Erik Burgess, Published December 12 2012
VIDEO: Dilworth police chief says he won't resign
Officers here attempted to present a letter to the City Council on Monday, asking Josh Ebert to resign and detailing several complaints against the chief, who started the job March 1.
“It is obvious from what has happened in the past few days that training on ethics and personal and professional relationships should be higher on the training list,” Ebert said in a statement to the media Wednesday.
The complaints lodged against Ebert included concerns about scheduling, hiring, budgeting, leadership, accountability and ethics, according to the letter that was presented to the mayor by Officer Brad Browning.
The letter contained six signatures, and the city of Dilworth employs six full-time police officers and two part-time officers.

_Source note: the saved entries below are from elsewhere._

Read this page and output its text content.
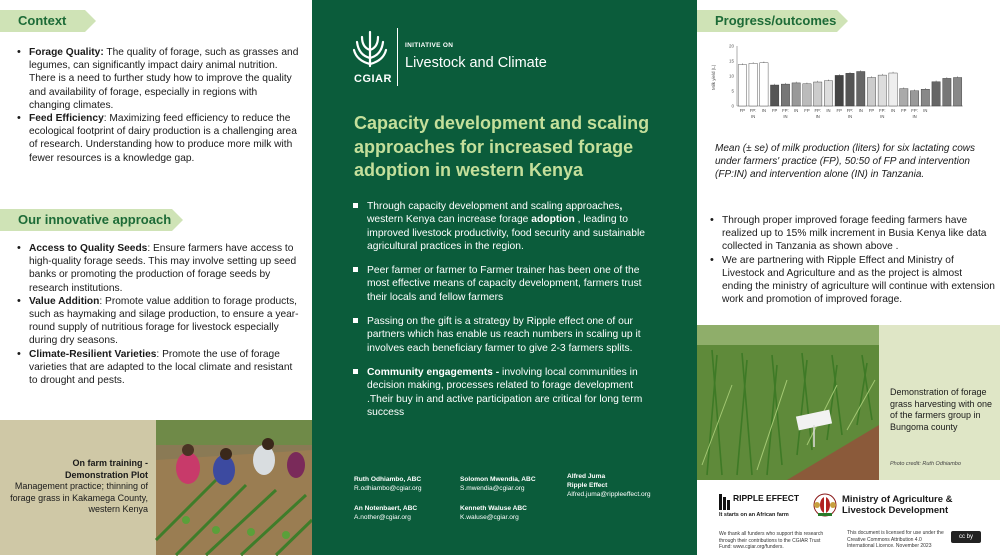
Context
• Forage Quality: The quality of forage, such as grasses and legumes, can significantly impact dairy animal nutrition. There is a need to further study how to improve the quality and availability of forage, especially in regions with changing climates.
• Feed Efficiency: Maximizing feed efficiency to reduce the ecological footprint of dairy production is a challenging area of research. Understanding how to produce more milk with fewer resources is a knowledge gap.
Our innovative approach
• Access to Quality Seeds: Ensure farmers have access to high-quality forage seeds. This may involve setting up seed banks or promoting the production of forage seeds by research institutions.
• Value Addition: Promote value addition to forage products, such as haymaking and silage production, to ensure a year-round supply of nutritious forage for livestock especially during dry seasons.
• Climate-Resilient Varieties: Promote the use of forage varieties that are adapted to the local climate and resistant to drought and pests.
On farm training - Demonstration Plot
Management practice; thinning of forage grass in Kakamega County, western Kenya
CGIAR
INITIATIVE ON
Livestock and Climate
Capacity development and scaling approaches for increased forage adoption in western Kenya
Through capacity development and scaling approaches, western Kenya can increase forage adoption , leading to improved livestock productivity, food security and sustainable agricultural practices in the region.
Peer farmer or farmer to Farmer trainer has been one of the most effective means of capacity development, farmers trust their locals and fellow farmers
Passing on the gift is a strategy by Ripple effect one of our partners which has enable us reach numbers in scaling up it involves each beneficiary farmer to give 2-3 farmers splits.
Community engagements - involving local communities in decision making, processes related to forage development .Their buy in and active participation are critical for long term success
Ruth Odhiambo, ABC
R.odhiambo@cgiar.org
Solomon Mwendia, ABC
S.mwendia@cgiar.org
Alfred Juma
Ripple Effect
Alfred.juma@rippleeffect.org
An Notenbaert, ABC
A.nother@cgiar.org
Kenneth Waluse ABC
K.waluse@cgiar.org
Progress/outcomes
Milk yield (L)
0
5
10
15
20
FP FP:
IN
IN FP FP:
IN
IN FP FP:
IN
IN FP FP:
IN
IN FP FP:
IN
IN FP FP:
IN
IN
Mean (± se) of milk production (liters) for six lactating cows under farmers' practice (FP), 50:50 of FP and intervention (FP:IN) and intervention alone (IN) in Tanzania.
• Through proper improved forage feeding farmers have realized up to 15% milk increment in Busia Kenya like data collected in Tanzania as shown above .
• We are partnering with Ripple Effect and Ministry of Livestock and Agriculture and as the project is almost ending the ministry of agriculture will continue with extension work and promotion of improved forage.
Demonstration of forage grass harvesting with one of the farmers group in Bungoma county
Photo credit: Ruth Odhiambo
RIPPLE EFFECT
It starts on an African farm
Ministry of Agriculture & Livestock Development
We thank all funders who support this research through their contributions to the CGIAR Trust Fund: www.cgiar.org/funders.
This document is licensed for use under the Creative Commons Attribution 4.0 International Licence. November 2023
cc by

In his response, Ebert called the complaints “vague,” and said the officers did not follow proper departmental procedures and “disobeyed” Mayor Chad Olson when they attempted to present the letter to the council on Monday. Olson told the officers that a City Council meeting was not the appropriate place to lodge such a complaint.
“No formal charges or complaints have been presented to me, and I have not done anything that would cause me to expect any,” Ebert said, adding that the mayor and council support him.

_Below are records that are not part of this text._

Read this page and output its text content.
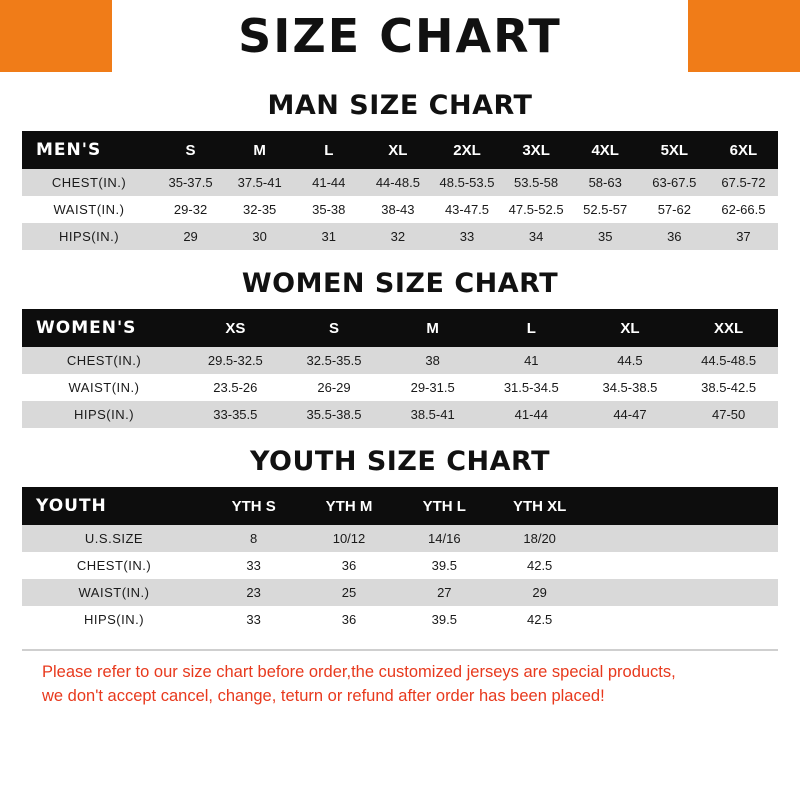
SIZE CHART
MAN SIZE CHART
MEN'S	S	M	L	XL	2XL	3XL	4XL	5XL	6XL
CHEST(IN.)	35-37.5	37.5-41	41-44	44-48.5	48.5-53.5	53.5-58	58-63	63-67.5	67.5-72
WAIST(IN.)	29-32	32-35	35-38	38-43	43-47.5	47.5-52.5	52.5-57	57-62	62-66.5
HIPS(IN.)	29	30	31	32	33	34	35	36	37
WOMEN SIZE CHART
WOMEN'S	XS	S	M	L	XL	XXL
CHEST(IN.)	29.5-32.5	32.5-35.5	38	41	44.5	44.5-48.5
WAIST(IN.)	23.5-26	26-29	29-31.5	31.5-34.5	34.5-38.5	38.5-42.5
HIPS(IN.)	33-35.5	35.5-38.5	38.5-41	41-44	44-47	47-50
YOUTH SIZE CHART
YOUTH	YTH S	YTH M	YTH L	YTH XL		
U.S.SIZE	8	10/12	14/16	18/20		
CHEST(IN.)	33	36	39.5	42.5		
WAIST(IN.)	23	25	27	29		
HIPS(IN.)	33	36	39.5	42.5		
Please refer to our size chart before order,the customized jerseys are special products,
we don't accept cancel, change, teturn or refund after order has been placed!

Ebert said when he started as police chief, he realized his officers did not meet training standards set forth by the Minnesota Board of Peace Officer Standards and Training, and he was working to correct that.
He also said with only six full-time officers, schedules can be stretched thin, especially because the city likes to keep overtime low.
“Not everyone can be made happy,” Ebert said, adding that he recently hired two part-time officers to help alleviate scheduling concerns.
On Monday, Browning responded to the suggestion by city officials that the complaints may be motivated by officers who also applied for the police chief position internally and are not giving Ebert a fair shot.
The letter states: “The applicants officially and publically rescind any applications or expressed interest in the position.”
Ebert said he will be working with the officers “in a constructive and appropriate manner” to deal with their concerns, and after giving his statement to the media, he deferred all questions to city officials.
“I can assure the community that our level of police service has not been compromised in any way,” he said.
Before taking the job here, Ebert spent eight years as police chief in Pine River, a town of about 950 people roughly 30 miles north of Brainerd.